At the fireworks last night - rather disappointing, BTW (spoiled, I guess) - we briefly discussed Evangelical Covenant principles of agreement on the important points of the faith and freedom in the less-crucial. This stemmed from my son's recounting a question he had received at the information booth that morning - were we more Wesleyan or Calvinist in our theology?
The difficulty, of course, is that we don't all even agree on what are non-negotiable points of Christianity and which are less important. The Evangelical Covenant has some families who baptise infants, and some who hold to the importance of believer's baptism. (We have disagreement about that even in the family. Tracy and I consider infant baptism to be scriptural, Jonathan and Heidi had Emily dedicated instead of baptised. We're correct, of course, but what can you do?) A full-immersion Baptist would be unlikely to consider that a peripheral point. We take the Lord's Table only once a month in our congregation, and real presence is believed by some (us, again) and not by others. There are those who would find that looseness and lack of focus on the Sacrament to be a point too crucial to overlook in choosing a church.

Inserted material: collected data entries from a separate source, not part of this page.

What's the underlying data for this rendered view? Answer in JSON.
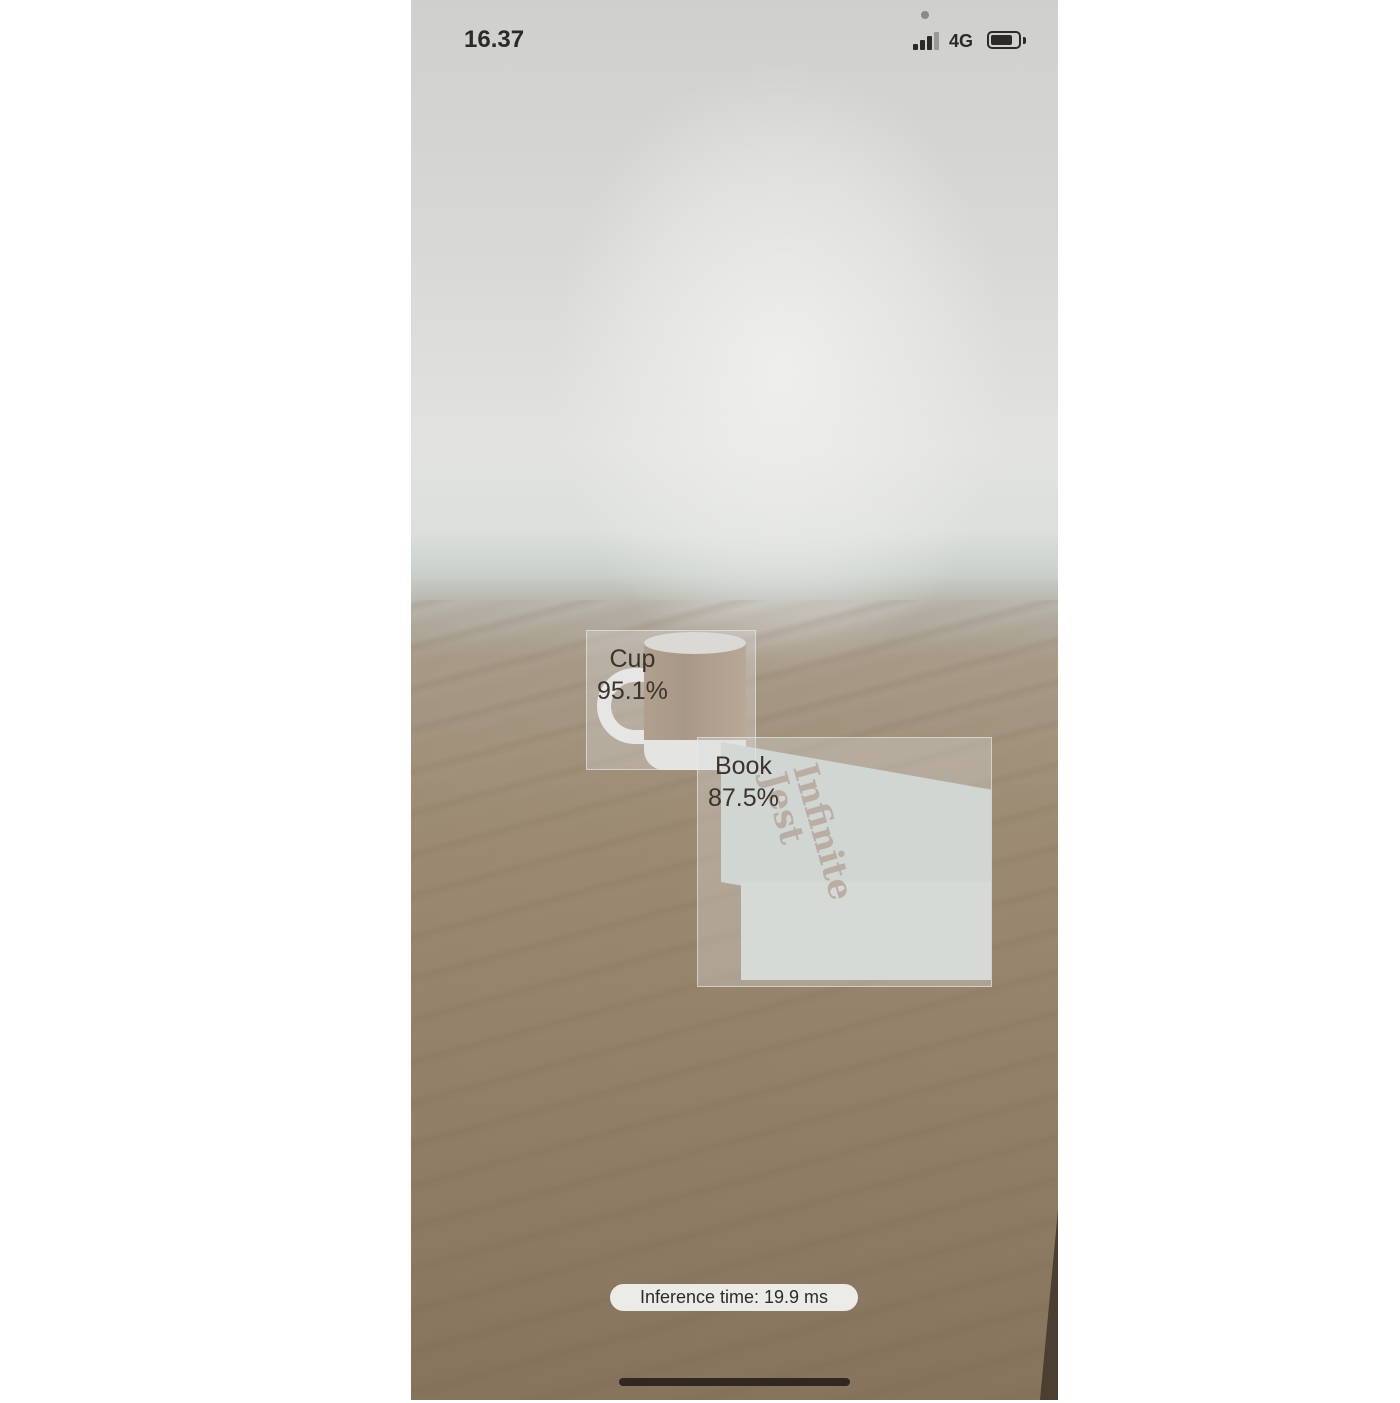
{
  "status_bar": {
    "time": "16.37",
    "network": "4G",
    "signal_bars": 3,
    "battery_level": 0.8,
    "icons": [
      "signal-bars-icon",
      "battery-icon"
    ]
  },
  "scene": {
    "book_title": "Infinite\nJest"
  },
  "detections": [
    {
      "label": "Cup",
      "confidence": "95.1%"
    },
    {
      "label": "Book",
      "confidence": "87.5%"
    }
  ],
  "overlay": {
    "inference_text": "Inference time: 19.9 ms"
  },
  "colors": {
    "text_dark": "#2c2a27",
    "pill_background": "#ebebe8",
    "box_overlay": "#dcdcde"
  }
}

CS Lewis had a paragraph or so on just this problem, with better examples. I am going to guess it is Mere Christianity, but it is evidence of my loss of grip on the Lewis corpus that I can no longer instantly tell you where it's from.
I may write a bit on what I see as the core.
I suspect that ACTUAL core is pretty simple -- most would agree for instance that Baptism itself is central.
ReplyDeleteIt is perhaps the second order issues that become muddy -- what form the Baptism should take.
Most central of course is the answer to the question, "Who is this Jesus character and what was he on about anyways?"
I always figured that if you could start with the (traditional) Apostle's Creed, then you'd found the Core.